Falling isn’t so bad, it’s the sudden stop at the end that causes problems. Everything’s great when there’s still some IPv4 addresses left; it’s when that suddenly stops that there’s going to be abrupt issues.
It can be dealt with by private addressing and NAT, sure, but I don’t like being stuffed into a private network by my providers. I would lose the ability to have shiningsilence.com located where it is, for instance.
There are also some other benefits.
http://en.wikipedia.org/wiki/IPv6#Comparison_to_IPv4
@Zoey: Yes, I know we’re out of IPv4 addresses. But apparently my ISP has enough; they are in no apparent rush. I run a private net in my house, and we do similarly at work. Therefore, no rush for me or my employer. I know though that this attitude contributes to the chicken-and-egg problem that IPv6 faces, but man…if it’s my money, and it is going to cost a good bit of it to go to IPv6, and I don’t get more in return for that effort, I’m not going to jump all over it.
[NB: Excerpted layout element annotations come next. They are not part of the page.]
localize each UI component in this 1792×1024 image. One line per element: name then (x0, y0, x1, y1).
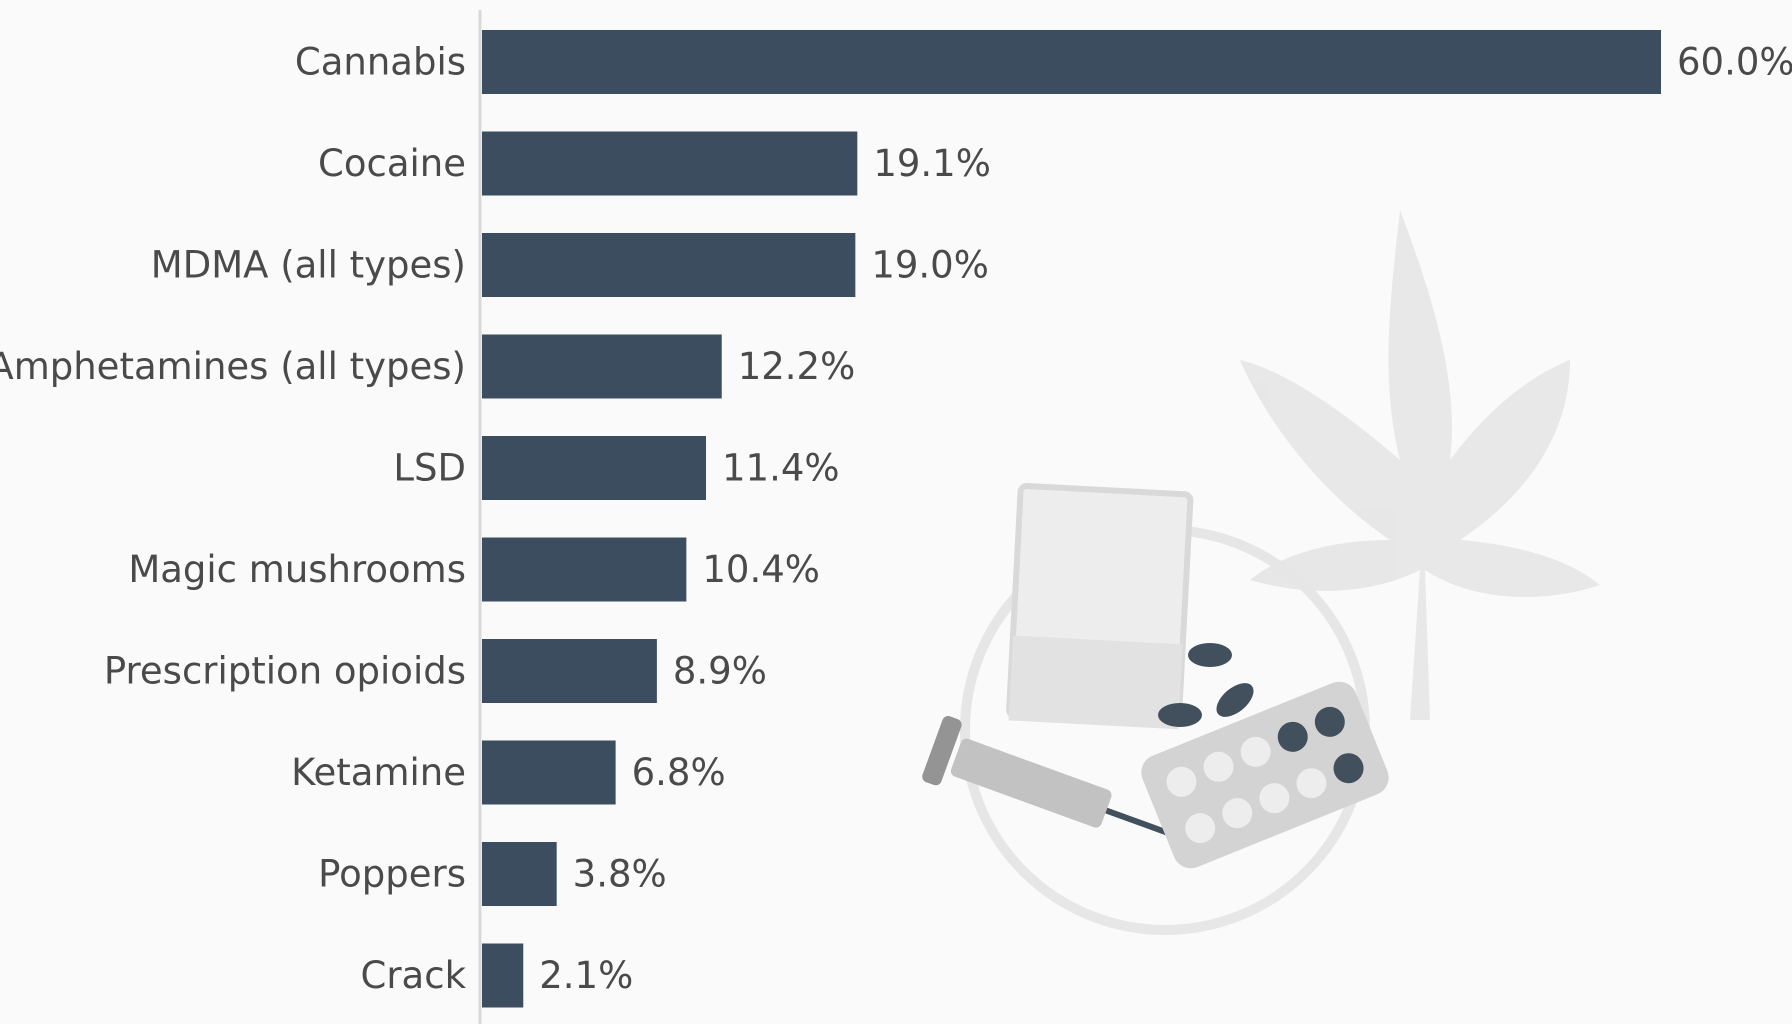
bar (482, 537, 687, 602)
category-label: Cannabis (295, 41, 466, 84)
bar (482, 233, 856, 297)
category-label: Magic mushrooms (128, 548, 466, 591)
value-label: 8.9% (673, 650, 767, 693)
value-label: 60.0% (1677, 41, 1792, 84)
blister-pack (1141, 681, 1389, 869)
bar (482, 30, 1661, 94)
value-label: 2.1% (539, 954, 633, 997)
powder (1008, 635, 1183, 730)
pill (1158, 703, 1202, 727)
value-label: 19.0% (871, 244, 989, 287)
pill (1188, 643, 1232, 667)
bar (482, 639, 657, 703)
value-label: 3.8% (573, 853, 667, 896)
category-label: Prescription opioids (104, 650, 466, 693)
bar (482, 436, 707, 500)
category-label: Cocaine (318, 142, 466, 185)
value-label: 6.8% (632, 751, 726, 794)
illustration (922, 210, 1600, 935)
category-label: LSD (393, 447, 466, 490)
value-label: 11.4% (722, 447, 840, 490)
bar (482, 131, 858, 196)
category-label: Amphetamines (all types) (0, 345, 466, 388)
category-label: Crack (361, 954, 467, 997)
pill (1216, 683, 1254, 717)
bar (482, 842, 557, 906)
value-label: 19.1% (873, 142, 991, 185)
category-label: Poppers (318, 853, 466, 896)
bar (482, 740, 616, 805)
bar (482, 943, 524, 1008)
leaf (1240, 210, 1600, 720)
value-label: 12.2% (738, 345, 856, 388)
value-label: 10.4% (702, 548, 820, 591)
bar (482, 334, 722, 399)
category-label: Ketamine (291, 751, 466, 794)
category-label: MDMA (all types) (151, 244, 466, 287)
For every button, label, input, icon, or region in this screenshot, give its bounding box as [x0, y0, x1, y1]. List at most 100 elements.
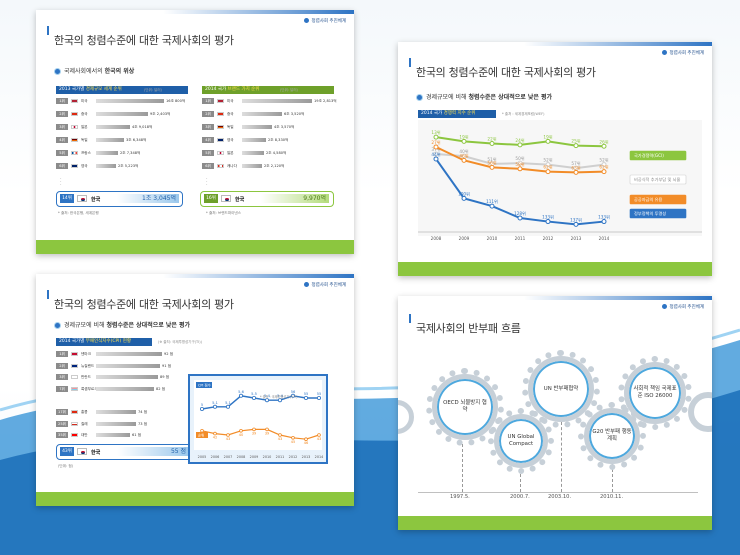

I did go out and do a little reading on it, and some of it kinda scares me. The irregular use of the bits in the address for all the special cases, the separation of address assignment from routing information…it just seems it could have been done more simply. Oh well, that ship has sailed I guess. I’ll just wait awhile longer, for the icebergs to melt, before I take a cruise.
Hopefully our friend Corey and his employer will not miss out on any new major web services launched (or perhaps expanded). It will become tricky to get legacy addresses for all the servers that require an address to function as it was designed to.
One of the best reasons for IPv6 is that it’s getting hard to get a public static IP address at home, and even harder to get more than one.
Anyone who has ever tried to get VoIP services up and running from inside a NAT environment will attest that it’s a nightmarish task because of the port mapping that goes on through the NAT device. There are workarounds and they can often be made to work but it would be so much simpler just to have a routable address. For VoIP purposes a tunnel isn’t good enough, the extra latency is a problem so yes I nag my ISP and have been doing so for some time now, meanwhile I run a tunnel.
Many other things require ports opened for them (web servers, games consoles etc.) and as soon as there’s more than one in the network NAT and port forwarding isn’t enough. I don’t really want huge numbers of addresses at home, but more than one would make life a lot easier and IPv6 looks like the only way we can all have that. The sooner I can ditch IPv4 the happier I will be.